In relation to this fight, Dave praised Australia and New Zealand for their effective travel bans and social distancing measures, and said that the situation is well controlled by the governments. When asked about testing kits, Dave explained the current nucleic acid and antibody testing used for detecting the virus, and encouraged a move towards a more accurate and economically accessible antigen testing, which would significantly benefit low-income communities as well as developing countries. 

As for the anticipation of a vaccine, Dave pointed out that at this stage, no scientist could confidently give an accurate date as to when a vaccine might be available. ‘The expectation given – 18 to 24 months – is only the ideal engineering procedure for lab testing before human trials. However, there is no guarantee that we will come up with a vaccine by then,’ says Dave. ‘Viruses have complex mechanisms and can evolve quickly to attack or hide from our immune system.’

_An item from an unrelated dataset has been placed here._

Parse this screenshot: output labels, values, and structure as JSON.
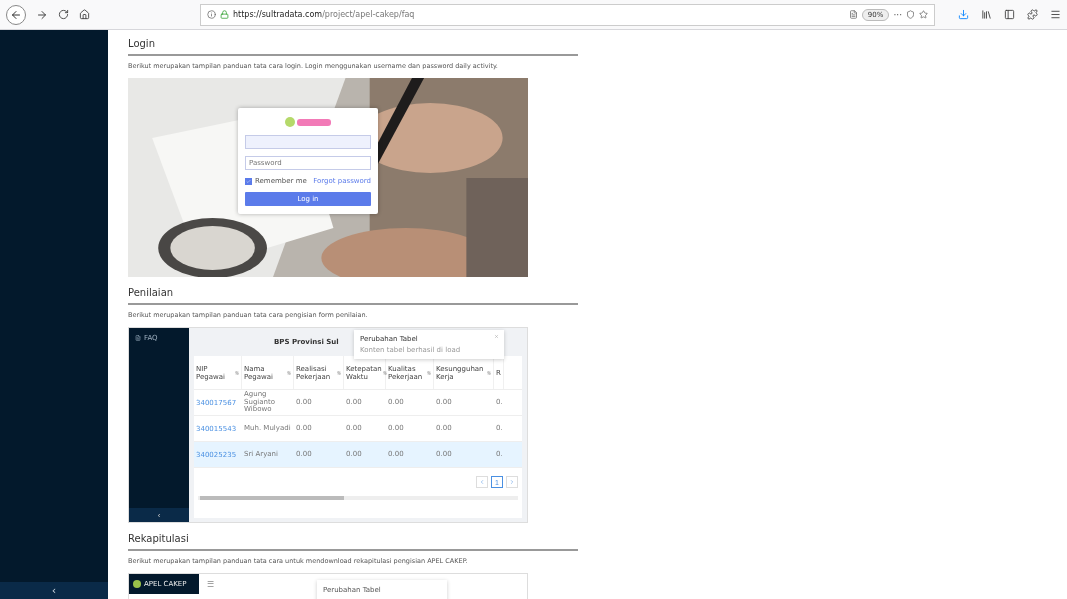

Looking to the future, Dave believes the COVID-19 outbreak will remain with us for some time, and this may change the way we think and live. He supports the wearing of masks as a way of protecting others, and suggests we consider masks as a new sense of fashion. While there is currently a controversial solution being put forward, which involves exposing the virus to younger people, who appear to be less affected by the illness and have a lower death rate, to build herd immunity, Dave believes we are still not at the point where such a bold move needs to be made. 

Meanwhile, thousands of scientific researchers are collaborating around the world to develop a cure. Encouragingly, experiments in monkeys have shown that those infected with the virus and cured may develop sufficient antibodies to fight off a second infection.

While the future is uncertain, there is no doubt that we are adapting quickly to this pandemic and that the virus will be defeated one day. The key message from Dave was that this crisis is novel to all of us, and none of us are perfect. 

So instead of blaming the government, or China, or even the World Health Organization for making some mistakes along the way, people should see the bigger picture and deal with this pandemic rationally. It’s not a time to discriminate and hate each other, but a time to unite. Let’s use our best efforts to combat this virus together.